The award-winning filmmaker Gabo Arora was part of the team working on the project. "Many misconceptions are perpetuated by traditional media narratives of refugees and others less fortunate than us," he says. "VR shows a fuller picture [and] lets such people invite you into their world." A senior adviser to the UN on immersive technology, Arora is also the founder of LightShed, which focuses on creating positive social change through emerging technologies. Like teleportation, he says, VR "makes ordinary experiences extraordinary". Viewers are often moved by the shared humanity that it reveals between themselves and people they had thought were somehow different. "The fact that my content is about something meaningful and relevant to many policy debates leaves people stupefied," Arora continues. "I feel a deep responsibility that these stories are reaching decision-makers and moving people who normally wouldn't know anything about them into action." Arora has worked with the UN on several other films, including Waves of Grace (2015), which follows Decontee, a Liberian Ebola survivor who uses her immunity to help children orphaned by the deadly disease. My Mother's Wing (2016) charts a mother's attempt to cope with the loss of her two children in a shelling attack on a school in Gaza.

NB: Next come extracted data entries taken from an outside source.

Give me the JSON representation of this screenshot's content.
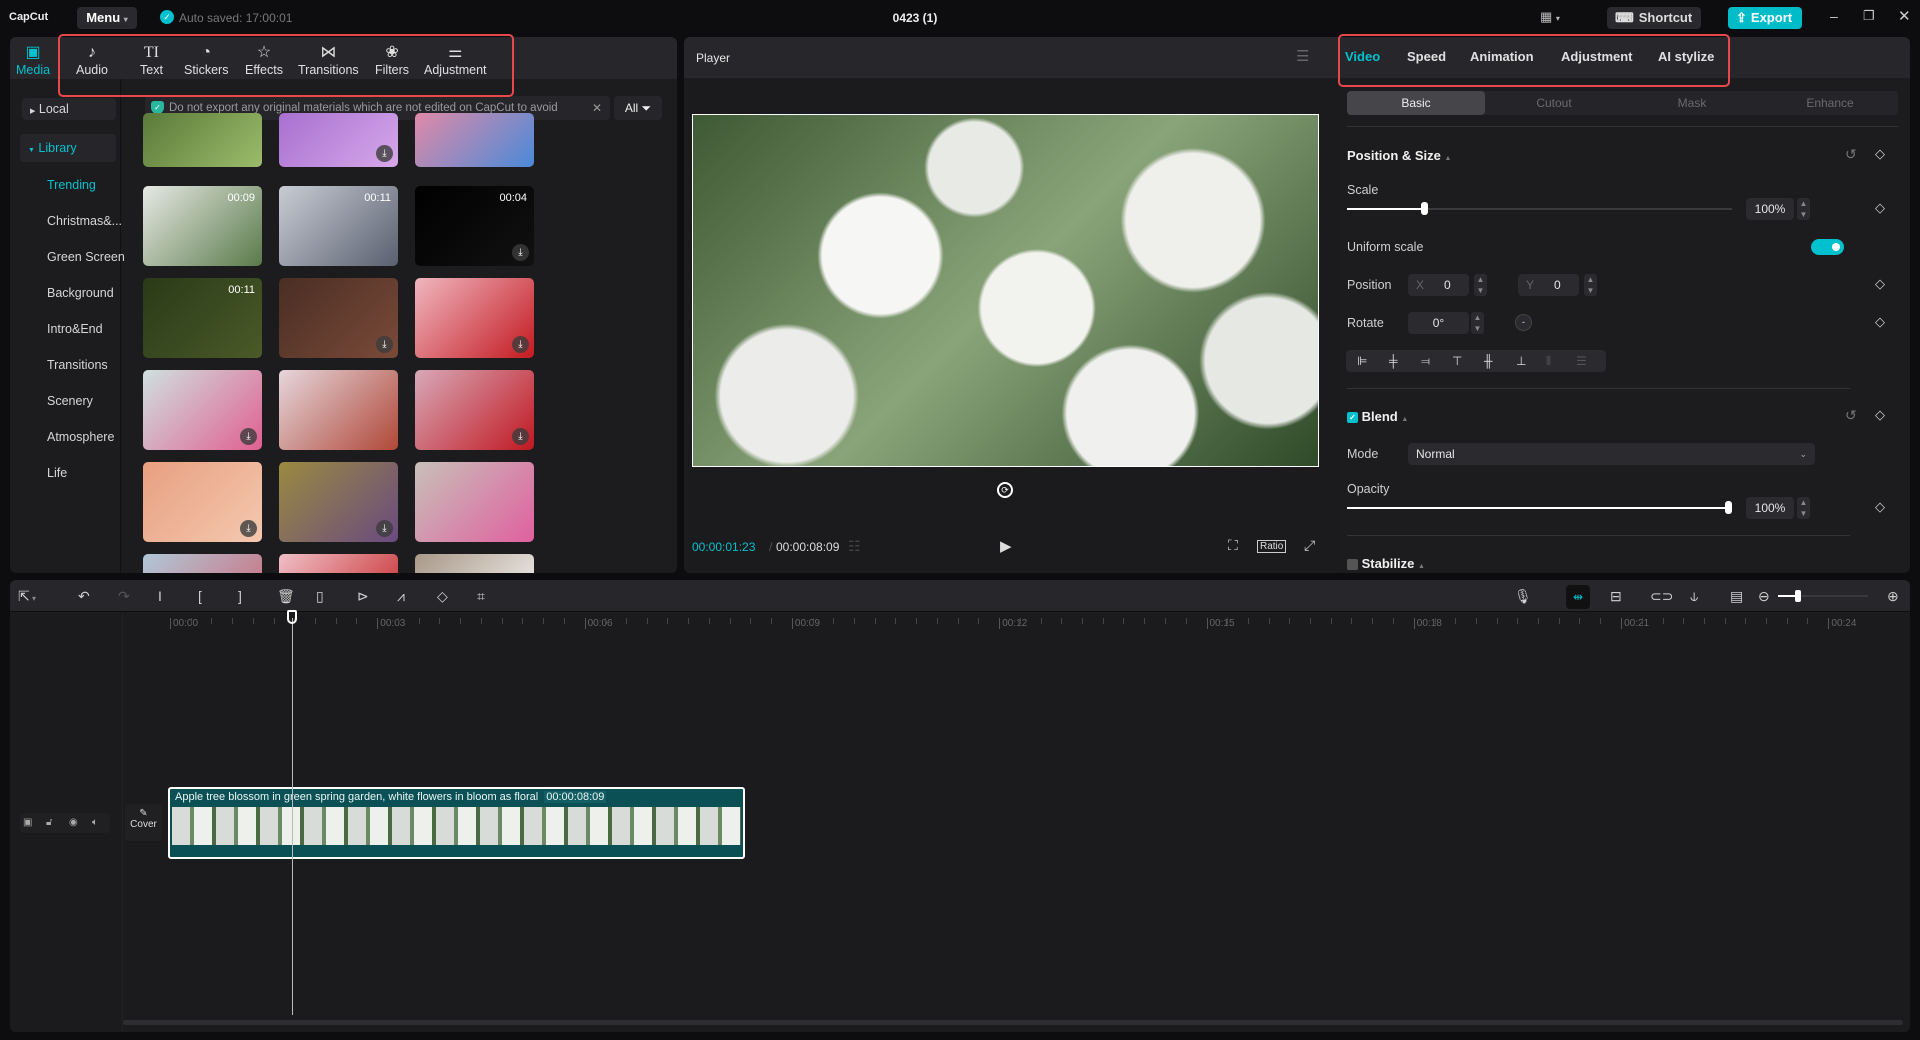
{
  "titlebar": {
    "logo": "CapCut",
    "menu": "Menu",
    "autosave": "Auto saved: 17:00:01",
    "project_title": "0423 (1)",
    "shortcut": "Shortcut",
    "export": "Export"
  },
  "left_tabs": [
    {
      "label": "Media",
      "icon": "media-icon",
      "active": true
    },
    {
      "label": "Audio",
      "icon": "audio-icon"
    },
    {
      "label": "Text",
      "icon": "text-icon"
    },
    {
      "label": "Stickers",
      "icon": "stickers-icon"
    },
    {
      "label": "Effects",
      "icon": "effects-icon"
    },
    {
      "label": "Transitions",
      "icon": "transitions-icon"
    },
    {
      "label": "Filters",
      "icon": "filters-icon"
    },
    {
      "label": "Adjustment",
      "icon": "adjustment-icon"
    }
  ],
  "sidebar": {
    "local": "Local",
    "library": "Library",
    "items": [
      "Trending",
      "Christmas&...",
      "Green Screen",
      "Background",
      "Intro&End",
      "Transitions",
      "Scenery",
      "Atmosphere",
      "Life"
    ]
  },
  "notice": "Do not export any original materials which are not edited on CapCut to avoid",
  "filter_all": "All",
  "thumbnails": [
    {
      "duration": "",
      "download": false,
      "colors": [
        "#5a7a3a",
        "#9cbc6a"
      ]
    },
    {
      "duration": "",
      "download": true,
      "colors": [
        "#a870d0",
        "#d7a8ea"
      ]
    },
    {
      "duration": "",
      "download": false,
      "colors": [
        "#e08aa8",
        "#4a8ad8"
      ]
    },
    {
      "duration": "00:09",
      "download": false,
      "colors": [
        "#e6e9e4",
        "#5a7a4a"
      ]
    },
    {
      "duration": "00:11",
      "download": false,
      "colors": [
        "#c8ccd4",
        "#5a6070"
      ]
    },
    {
      "duration": "00:04",
      "download": true,
      "colors": [
        "#000000",
        "#111111"
      ]
    },
    {
      "duration": "00:11",
      "download": false,
      "colors": [
        "#2a3a18",
        "#4a5a28"
      ]
    },
    {
      "duration": "",
      "download": true,
      "colors": [
        "#4a2e24",
        "#7a4a38"
      ]
    },
    {
      "duration": "",
      "download": true,
      "colors": [
        "#f0b6c0",
        "#c41a20"
      ]
    },
    {
      "duration": "",
      "download": true,
      "colors": [
        "#cfe0e0",
        "#e06090"
      ]
    },
    {
      "duration": "",
      "download": false,
      "colors": [
        "#e6d6dc",
        "#b04838"
      ]
    },
    {
      "duration": "",
      "download": true,
      "colors": [
        "#d8a8b8",
        "#c01820"
      ]
    },
    {
      "duration": "",
      "download": true,
      "colors": [
        "#e8a080",
        "#f4c8b0"
      ]
    },
    {
      "duration": "",
      "download": true,
      "colors": [
        "#9a8a40",
        "#6a4a80"
      ]
    },
    {
      "duration": "",
      "download": false,
      "colors": [
        "#c8c0b8",
        "#e060a0"
      ]
    },
    {
      "duration": "",
      "download": false,
      "colors": [
        "#b0c8d8",
        "#d06070"
      ]
    },
    {
      "duration": "",
      "download": false,
      "colors": [
        "#f0c0c8",
        "#c01818"
      ]
    },
    {
      "duration": "",
      "download": false,
      "colors": [
        "#a89888",
        "#ffffff"
      ]
    }
  ],
  "player": {
    "title": "Player",
    "current_time": "00:00:01:23",
    "total_time": "00:00:08:09",
    "ratio": "Ratio"
  },
  "right_tabs": [
    {
      "label": "Video",
      "active": true
    },
    {
      "label": "Speed"
    },
    {
      "label": "Animation"
    },
    {
      "label": "Adjustment"
    },
    {
      "label": "AI stylize"
    }
  ],
  "sub_tabs": [
    {
      "label": "Basic",
      "active": true
    },
    {
      "label": "Cutout"
    },
    {
      "label": "Mask"
    },
    {
      "label": "Enhance"
    }
  ],
  "position_size": {
    "title": "Position & Size",
    "scale_label": "Scale",
    "scale_value": "100%",
    "scale_fraction": 0.2,
    "uniform_label": "Uniform scale",
    "uniform_on": true,
    "position_label": "Position",
    "x_label": "X",
    "x_value": "0",
    "y_label": "Y",
    "y_value": "0",
    "rotate_label": "Rotate",
    "rotate_value": "0°"
  },
  "blend": {
    "title": "Blend",
    "checked": true,
    "mode_label": "Mode",
    "mode_value": "Normal",
    "opacity_label": "Opacity",
    "opacity_value": "100%",
    "opacity_fraction": 1.0
  },
  "stabilize": {
    "title": "Stabilize",
    "checked": false
  },
  "timeline": {
    "ticks": [
      "00:00",
      "00:03",
      "00:06",
      "00:09",
      "00:12",
      "00:15",
      "00:18",
      "00:21",
      "00:24"
    ],
    "cover": "Cover",
    "clip_title": "Apple tree blossom in green spring garden, white flowers in bloom as floral",
    "clip_duration": "00:00:08:09"
  },
  "accent": "#00c1cd"
}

More recently, Amnesty International partnered with Al Jazeera to create a VR documentary on the Myanmar refugee crisis. Launched in October 2017, I Am Rohingya tells the story of Jamalida Begum and her two children in the Kutupalong refugee encampment in Bangladesh. For Conor Fortune, the senior communications adviser in crisis response at Amnesty International, this tale of resilience in the face of adversity is all the more impactful for being told through VR. "Even when journalists and humanitarian agencies are on the ground, concerned people living far from the action often just hear endless statistics and expert opinions rather than the voices of those affected," he says. "Even if a person is thousands of miles away, our goal is to make that human connection and take another individual's injustice personally, to the point where they feel empowered to speak out."

To understand the true potential of VR, we perhaps need to think of it less as a new technology and more as a way of interacting with the world. Ernest Cline's 2011 dystopian novel Ready Player One - which hits the silver screen this year - depicts a future in which people have turned to the virtual reality simulator Oasis to avoid facing poverty, pollution and societal problems. Yet far from letting us retreat from the world, the virtual realm has in fact become a platform for building solidarity across social and geographical boundaries. With 360° vision, we don't need to travel far to angle for change.